If you're going to make blanket statements about groups of teachers, get your facts right.
I think the author makes two
I think the author makes two major oversights.
First, we need to keep in mind that supporting "labor issues" in this debate is just supporting the teachers. The author is quick to dismiss teachers and their union as stiffling progress, but I think we should be conscious of what teachers need to do their job - after all, these are the only ones spending their whole days and even their careers in the classroom with kids. By putting admistration of schools at odds with teachers, the Rhee-style education reforms are doing kids no favors. Listening to teachers means paying attention to their only independent representatives- the union.

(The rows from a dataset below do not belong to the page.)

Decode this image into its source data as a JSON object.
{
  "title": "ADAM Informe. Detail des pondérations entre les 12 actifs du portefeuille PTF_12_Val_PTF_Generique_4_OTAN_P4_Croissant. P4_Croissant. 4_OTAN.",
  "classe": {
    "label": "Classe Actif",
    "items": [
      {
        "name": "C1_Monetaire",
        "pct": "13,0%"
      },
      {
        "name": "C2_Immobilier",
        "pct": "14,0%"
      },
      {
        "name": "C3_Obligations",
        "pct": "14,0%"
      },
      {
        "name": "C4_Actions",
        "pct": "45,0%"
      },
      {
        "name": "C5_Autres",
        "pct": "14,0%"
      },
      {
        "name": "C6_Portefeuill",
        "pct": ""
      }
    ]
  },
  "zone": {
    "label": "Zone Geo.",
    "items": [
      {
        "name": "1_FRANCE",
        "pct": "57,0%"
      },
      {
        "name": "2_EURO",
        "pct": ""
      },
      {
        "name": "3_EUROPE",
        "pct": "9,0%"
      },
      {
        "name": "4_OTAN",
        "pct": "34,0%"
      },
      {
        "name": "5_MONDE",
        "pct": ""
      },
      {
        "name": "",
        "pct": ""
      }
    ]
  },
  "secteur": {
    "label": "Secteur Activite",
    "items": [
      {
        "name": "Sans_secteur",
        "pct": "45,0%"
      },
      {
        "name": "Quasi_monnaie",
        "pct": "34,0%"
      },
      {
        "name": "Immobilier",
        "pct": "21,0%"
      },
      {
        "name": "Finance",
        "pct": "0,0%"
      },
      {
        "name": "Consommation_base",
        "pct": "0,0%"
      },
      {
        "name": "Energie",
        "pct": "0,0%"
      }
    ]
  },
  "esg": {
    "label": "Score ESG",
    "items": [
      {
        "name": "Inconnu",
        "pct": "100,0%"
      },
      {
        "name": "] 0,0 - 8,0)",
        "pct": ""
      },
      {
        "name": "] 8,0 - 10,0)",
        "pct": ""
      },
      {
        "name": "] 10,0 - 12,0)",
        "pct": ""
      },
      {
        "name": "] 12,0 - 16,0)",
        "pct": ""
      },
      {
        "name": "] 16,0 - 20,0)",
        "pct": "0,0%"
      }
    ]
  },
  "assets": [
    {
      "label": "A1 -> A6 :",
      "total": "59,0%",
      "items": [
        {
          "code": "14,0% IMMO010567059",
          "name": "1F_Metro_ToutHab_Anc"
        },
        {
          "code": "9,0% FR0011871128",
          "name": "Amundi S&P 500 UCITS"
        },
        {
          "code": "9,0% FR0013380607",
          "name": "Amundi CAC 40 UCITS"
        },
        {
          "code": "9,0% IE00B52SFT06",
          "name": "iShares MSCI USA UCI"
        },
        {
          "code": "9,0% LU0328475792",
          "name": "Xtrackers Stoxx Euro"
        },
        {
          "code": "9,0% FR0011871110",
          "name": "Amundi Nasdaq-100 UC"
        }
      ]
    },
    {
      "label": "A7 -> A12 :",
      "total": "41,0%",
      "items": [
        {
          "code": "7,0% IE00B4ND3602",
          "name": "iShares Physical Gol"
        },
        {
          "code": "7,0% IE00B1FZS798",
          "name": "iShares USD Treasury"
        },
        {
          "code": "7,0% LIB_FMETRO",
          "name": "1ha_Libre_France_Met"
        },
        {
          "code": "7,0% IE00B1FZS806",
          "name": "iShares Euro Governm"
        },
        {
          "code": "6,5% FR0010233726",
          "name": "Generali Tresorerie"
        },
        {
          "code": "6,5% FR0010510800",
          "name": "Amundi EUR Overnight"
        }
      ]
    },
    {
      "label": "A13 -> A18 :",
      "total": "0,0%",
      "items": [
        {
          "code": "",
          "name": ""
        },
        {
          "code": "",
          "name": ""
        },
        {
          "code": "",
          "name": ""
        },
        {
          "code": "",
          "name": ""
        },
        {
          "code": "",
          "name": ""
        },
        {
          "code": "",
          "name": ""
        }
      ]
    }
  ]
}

Second, to say that teachers are stifling progress unilaterally is to blame teachers for the shortcomings of education. I'm not insisting that every teacher is perfect as is, nor that teachers should be allowed unilateral decision-making power over their own working conditions, but we should not treat educators as second-rate. We need to ensure good teachers who can gain experience. Turnover in the education system serves noone. New educators bring energy, but there is a big learning curve to any job and kids deserve teachers who are ready to teach.
I don't mean to dismiss teach for America or even the reform movmenet- for I believe they are keys parts of the next steps to education- but we should do so With educators o all walks of life instead of alienating the folks we are hoping to motivate.
"Many education experts
"Many education experts criticize unions ... which they claim hold teacher’s interests as employees as a main priority, rather than protect the best interests of students." --- The thing that Rhee seems to be forgetting is that BOTH teachers and students are important in the whole debate over education reform, as well as parents, community members, school administrators, tax payers, etc. and, yes, the teacher's union. The quality of education becomes most obvious in students' performance, but teachers will not be very effective if their basic rights in the workplace are being disrespected.